I can make some notes into the guidelines and make a pull request.
That would be great. Part of features being 'experimental' is that we don't have as much documentation and perhaps limited error handling, so contributions to either are appreciated (here and/or in the external vocab repo).
Waiting on user to make a pull request
@transfluxus Do you have an update on this?
Regarding the documentation, I think it makes sense to copy some parts of: https://github.com/gdcc/dataverse-external-vocab-support/tree/main/docs into the readme of the repo or maybe even into the main doc. and I hope I can get to it, after our meeting.

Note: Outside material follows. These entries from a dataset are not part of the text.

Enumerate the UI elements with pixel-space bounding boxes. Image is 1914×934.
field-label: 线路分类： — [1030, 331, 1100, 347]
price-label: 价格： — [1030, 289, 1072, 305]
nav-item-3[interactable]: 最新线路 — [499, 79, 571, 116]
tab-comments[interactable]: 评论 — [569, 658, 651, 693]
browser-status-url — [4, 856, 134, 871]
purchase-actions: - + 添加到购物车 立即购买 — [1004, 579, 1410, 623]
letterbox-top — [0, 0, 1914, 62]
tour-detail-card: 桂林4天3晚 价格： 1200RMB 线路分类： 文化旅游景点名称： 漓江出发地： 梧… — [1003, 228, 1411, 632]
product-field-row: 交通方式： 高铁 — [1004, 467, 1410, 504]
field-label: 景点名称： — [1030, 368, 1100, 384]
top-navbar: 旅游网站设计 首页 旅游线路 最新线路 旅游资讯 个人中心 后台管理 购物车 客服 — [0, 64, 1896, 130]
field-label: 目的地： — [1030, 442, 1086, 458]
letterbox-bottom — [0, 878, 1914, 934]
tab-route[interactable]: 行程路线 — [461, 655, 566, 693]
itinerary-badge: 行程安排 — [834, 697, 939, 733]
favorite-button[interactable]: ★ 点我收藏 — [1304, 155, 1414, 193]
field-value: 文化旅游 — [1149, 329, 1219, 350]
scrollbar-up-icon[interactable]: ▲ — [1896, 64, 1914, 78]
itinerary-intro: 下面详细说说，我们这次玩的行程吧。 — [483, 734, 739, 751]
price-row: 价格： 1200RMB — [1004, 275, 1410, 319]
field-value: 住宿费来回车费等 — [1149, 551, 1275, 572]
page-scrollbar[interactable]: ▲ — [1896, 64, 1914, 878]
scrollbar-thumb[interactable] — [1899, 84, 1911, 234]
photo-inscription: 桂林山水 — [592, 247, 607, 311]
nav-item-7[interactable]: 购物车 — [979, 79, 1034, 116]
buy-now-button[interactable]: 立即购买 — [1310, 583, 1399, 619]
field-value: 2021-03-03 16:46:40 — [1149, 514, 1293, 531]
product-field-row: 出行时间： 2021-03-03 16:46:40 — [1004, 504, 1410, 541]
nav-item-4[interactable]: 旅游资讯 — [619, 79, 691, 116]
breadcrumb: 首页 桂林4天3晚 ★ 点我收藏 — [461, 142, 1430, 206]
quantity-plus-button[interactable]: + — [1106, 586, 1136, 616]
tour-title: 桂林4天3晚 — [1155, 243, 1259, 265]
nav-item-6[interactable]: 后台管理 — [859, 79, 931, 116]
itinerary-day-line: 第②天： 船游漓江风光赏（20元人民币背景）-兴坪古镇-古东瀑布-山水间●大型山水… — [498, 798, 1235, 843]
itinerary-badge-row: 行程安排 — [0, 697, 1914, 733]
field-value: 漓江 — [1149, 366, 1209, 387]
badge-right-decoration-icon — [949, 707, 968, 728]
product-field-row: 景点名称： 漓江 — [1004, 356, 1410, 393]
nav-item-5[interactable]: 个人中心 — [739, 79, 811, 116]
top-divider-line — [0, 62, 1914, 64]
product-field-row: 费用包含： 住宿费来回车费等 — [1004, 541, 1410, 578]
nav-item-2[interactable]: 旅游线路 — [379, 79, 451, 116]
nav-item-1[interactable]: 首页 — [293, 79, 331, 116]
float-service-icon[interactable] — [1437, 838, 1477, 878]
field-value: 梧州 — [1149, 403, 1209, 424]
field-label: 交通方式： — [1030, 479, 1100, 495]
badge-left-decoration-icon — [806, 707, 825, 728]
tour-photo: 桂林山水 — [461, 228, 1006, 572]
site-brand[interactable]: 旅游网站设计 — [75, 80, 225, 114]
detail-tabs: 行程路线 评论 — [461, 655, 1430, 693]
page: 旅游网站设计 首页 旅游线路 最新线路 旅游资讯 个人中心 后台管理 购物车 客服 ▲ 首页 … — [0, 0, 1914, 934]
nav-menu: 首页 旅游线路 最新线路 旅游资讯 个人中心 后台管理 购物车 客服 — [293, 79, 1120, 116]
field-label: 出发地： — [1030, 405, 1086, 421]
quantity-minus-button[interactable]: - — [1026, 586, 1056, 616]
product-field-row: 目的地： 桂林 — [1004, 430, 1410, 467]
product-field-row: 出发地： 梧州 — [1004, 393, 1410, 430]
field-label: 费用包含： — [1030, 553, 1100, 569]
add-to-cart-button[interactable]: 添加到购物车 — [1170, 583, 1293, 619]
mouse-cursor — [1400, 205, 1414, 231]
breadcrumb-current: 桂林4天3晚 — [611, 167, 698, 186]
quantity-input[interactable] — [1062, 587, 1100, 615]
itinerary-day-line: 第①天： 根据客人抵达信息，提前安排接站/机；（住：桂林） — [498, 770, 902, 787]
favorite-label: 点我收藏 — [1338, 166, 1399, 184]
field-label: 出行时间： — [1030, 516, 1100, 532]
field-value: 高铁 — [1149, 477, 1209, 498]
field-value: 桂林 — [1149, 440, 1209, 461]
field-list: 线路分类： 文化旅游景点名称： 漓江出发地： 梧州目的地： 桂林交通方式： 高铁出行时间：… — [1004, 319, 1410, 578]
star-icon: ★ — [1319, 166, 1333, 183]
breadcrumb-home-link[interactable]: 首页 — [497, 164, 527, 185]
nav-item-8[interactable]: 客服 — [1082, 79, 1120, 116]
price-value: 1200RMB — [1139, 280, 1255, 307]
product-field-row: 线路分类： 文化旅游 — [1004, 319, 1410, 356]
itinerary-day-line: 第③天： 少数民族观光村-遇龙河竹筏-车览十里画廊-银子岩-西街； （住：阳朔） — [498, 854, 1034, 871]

Regarding the implementation, I found this todo in the code: https://github.com/IQSS/dataverse/blob/dddcf29188a5c35174f3c94ffc1c4cb1d7fc0552/src/main/java/edu/harvard/iq/dataverse/DatasetFieldServiceBean.java#L281
I guess it would be sufficient to validate each JsonObject jo against the object schema, not the whole array, to filter out individual, invalid cvoc specifications, but that would require adding another validator library as dependency to the project, since I haven't identified any yet in the pom file.
2024/07/10
- What are next steps, folks? @transfluxus @pdurbin @sbarbosadataverse
@cmbz I believe the next step is for @transfluxus to make a pull request (anything you come up with is fine, really!) I don't think we need to heavily track this effort. We can probably remove it from the main board (34) and just look at the pull request whenever it comes in. No rush, that is. @cmbz @sbarbosadataverse what do you think?
@pdurbin sounds good! @transfluxus Please give us a heads up when you create the pull request. Thanks!